I remember sitting down and trying to pray a rosary by myself for the first time. I bought some rosary beads from one of the guys who sells random jewelry and sunglasses and such on Thayer Street right outside the Brown bookstore. This probably exacerbated any vague aura of doing something wrong that my Protestant instincts left me with. The Rosary is supposed to be a popular devotion precisely because it’s easy. For those of us who don’t have the Apostle’s Creed or the Hail Mary or the Glory be or the Fatima prayer or the mysteries memorized it’s not quite as easy. I looked at a sheet similar to this one and tried to go through it. I don’t think I finished the first decade. Meditating on the mysteries was hard for me since it was all new.

Only after I got to Notre Dame did I learn to appreciate the rosary, first by praying it with my roommate and then by myself.

And you know what the crazy thing is? I began to really like it. As a devotional practice I actually think praying the Rosary helps me to feel and grow closer to Christ. As the words all became familiar to me it was indeed easy to meditate as I prayed—to place myself beside Mary at the annunciation, the wedding feast at Cana, as Jesus made his way to the cross, as he ascended into heaven. And after I had spent some time beholding Jesus with Mary (like John at the foot of the cross), I indeed felt closer to her. Precisely because Mary’s life was so intertwined with Jesus’. And I not only feel comfortable asking Mary to pray for me--I want to! Like a much older and wiser mother-figure, whose reliance on and love for Jesus is completely solid, I can turn to her in confidence that she’ll pray for me and help me along my way.

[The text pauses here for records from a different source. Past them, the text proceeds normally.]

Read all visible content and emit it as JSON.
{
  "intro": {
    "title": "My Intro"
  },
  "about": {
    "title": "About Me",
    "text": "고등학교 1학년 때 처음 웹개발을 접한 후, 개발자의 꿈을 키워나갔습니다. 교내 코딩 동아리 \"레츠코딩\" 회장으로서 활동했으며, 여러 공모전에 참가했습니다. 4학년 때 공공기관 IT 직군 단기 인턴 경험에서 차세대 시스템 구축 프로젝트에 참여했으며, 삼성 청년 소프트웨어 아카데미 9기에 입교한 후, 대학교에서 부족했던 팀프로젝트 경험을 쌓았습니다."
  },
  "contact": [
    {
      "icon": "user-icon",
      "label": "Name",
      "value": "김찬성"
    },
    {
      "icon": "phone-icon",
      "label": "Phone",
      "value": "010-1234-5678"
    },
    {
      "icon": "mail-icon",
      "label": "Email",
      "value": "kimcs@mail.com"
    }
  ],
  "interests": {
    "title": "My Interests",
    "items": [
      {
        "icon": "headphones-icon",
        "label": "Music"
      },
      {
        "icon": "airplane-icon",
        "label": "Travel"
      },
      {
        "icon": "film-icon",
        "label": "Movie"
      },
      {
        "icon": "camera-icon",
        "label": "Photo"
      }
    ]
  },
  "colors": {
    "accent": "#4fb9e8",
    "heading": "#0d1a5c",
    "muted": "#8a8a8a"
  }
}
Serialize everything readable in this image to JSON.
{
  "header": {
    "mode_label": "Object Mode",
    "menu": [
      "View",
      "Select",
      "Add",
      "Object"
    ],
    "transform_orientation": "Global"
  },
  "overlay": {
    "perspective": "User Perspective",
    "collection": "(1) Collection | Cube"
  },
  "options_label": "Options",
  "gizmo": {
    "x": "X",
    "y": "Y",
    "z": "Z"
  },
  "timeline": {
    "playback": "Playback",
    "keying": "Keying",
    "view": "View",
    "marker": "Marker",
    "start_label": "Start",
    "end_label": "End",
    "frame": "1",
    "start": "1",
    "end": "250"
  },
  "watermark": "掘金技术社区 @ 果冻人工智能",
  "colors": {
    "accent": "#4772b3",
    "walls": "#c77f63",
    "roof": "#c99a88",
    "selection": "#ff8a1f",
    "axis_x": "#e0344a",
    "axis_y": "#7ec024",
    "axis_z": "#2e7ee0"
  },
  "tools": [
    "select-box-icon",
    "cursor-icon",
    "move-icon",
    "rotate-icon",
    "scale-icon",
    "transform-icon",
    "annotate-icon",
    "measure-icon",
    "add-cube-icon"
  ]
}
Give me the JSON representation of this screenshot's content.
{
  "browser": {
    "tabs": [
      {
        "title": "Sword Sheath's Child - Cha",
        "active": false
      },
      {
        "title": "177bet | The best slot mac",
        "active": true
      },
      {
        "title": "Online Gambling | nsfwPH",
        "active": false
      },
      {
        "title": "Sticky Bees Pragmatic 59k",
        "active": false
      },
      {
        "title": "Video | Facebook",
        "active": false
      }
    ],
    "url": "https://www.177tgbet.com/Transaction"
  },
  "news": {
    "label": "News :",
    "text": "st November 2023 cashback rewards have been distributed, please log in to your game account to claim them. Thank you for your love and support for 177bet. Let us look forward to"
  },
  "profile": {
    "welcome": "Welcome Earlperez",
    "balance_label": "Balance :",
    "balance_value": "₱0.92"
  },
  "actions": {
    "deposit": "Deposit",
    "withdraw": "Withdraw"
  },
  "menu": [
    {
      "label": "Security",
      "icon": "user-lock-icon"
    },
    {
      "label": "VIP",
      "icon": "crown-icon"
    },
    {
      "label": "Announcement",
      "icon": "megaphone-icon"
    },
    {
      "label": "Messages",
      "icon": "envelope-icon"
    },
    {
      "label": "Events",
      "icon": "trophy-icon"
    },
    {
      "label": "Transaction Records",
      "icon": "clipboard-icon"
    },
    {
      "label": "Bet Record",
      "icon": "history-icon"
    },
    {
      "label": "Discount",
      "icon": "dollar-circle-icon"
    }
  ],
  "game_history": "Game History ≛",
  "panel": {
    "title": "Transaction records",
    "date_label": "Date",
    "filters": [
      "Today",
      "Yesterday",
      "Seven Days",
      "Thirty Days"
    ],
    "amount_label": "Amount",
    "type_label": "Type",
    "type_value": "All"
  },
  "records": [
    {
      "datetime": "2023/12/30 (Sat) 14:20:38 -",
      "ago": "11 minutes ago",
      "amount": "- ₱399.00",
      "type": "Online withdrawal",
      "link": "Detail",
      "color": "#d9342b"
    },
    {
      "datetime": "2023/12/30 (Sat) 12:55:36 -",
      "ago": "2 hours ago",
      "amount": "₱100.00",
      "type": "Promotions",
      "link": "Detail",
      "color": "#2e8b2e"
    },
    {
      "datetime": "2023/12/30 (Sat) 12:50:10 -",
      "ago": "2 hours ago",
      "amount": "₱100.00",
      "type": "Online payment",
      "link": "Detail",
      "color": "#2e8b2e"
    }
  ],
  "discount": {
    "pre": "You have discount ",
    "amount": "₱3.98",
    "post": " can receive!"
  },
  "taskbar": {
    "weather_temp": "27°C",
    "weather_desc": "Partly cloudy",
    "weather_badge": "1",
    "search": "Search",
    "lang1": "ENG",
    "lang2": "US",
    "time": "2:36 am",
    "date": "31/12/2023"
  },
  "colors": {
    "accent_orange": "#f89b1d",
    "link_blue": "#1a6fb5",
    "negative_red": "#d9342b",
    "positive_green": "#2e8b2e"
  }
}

It wasn’t an instantaneous change, but as my mind grasped the unique role of Mary in salvation history, a change in my feelings toward her just kind of soaked into me.

As a note, there are a lot of “Catholic” things that aren’t necessarily Catholic in the fullest sense of the word. (universal, that is) For example, the rosary is a great devotion, but it’s not like you have to pray the rosary to be Catholic.

So those are some reflections as a person who is still very much learning.

I’m hoping to reflect on some of the other “juicy” issues soon—the Gospel and the Papacy perhaps. As scattered as these posts may seem, it takes a fair bit for me to get them down into as semi-organized a fashion as they are. That just goes to say that I hope it won’t be too long until I post again. God knows.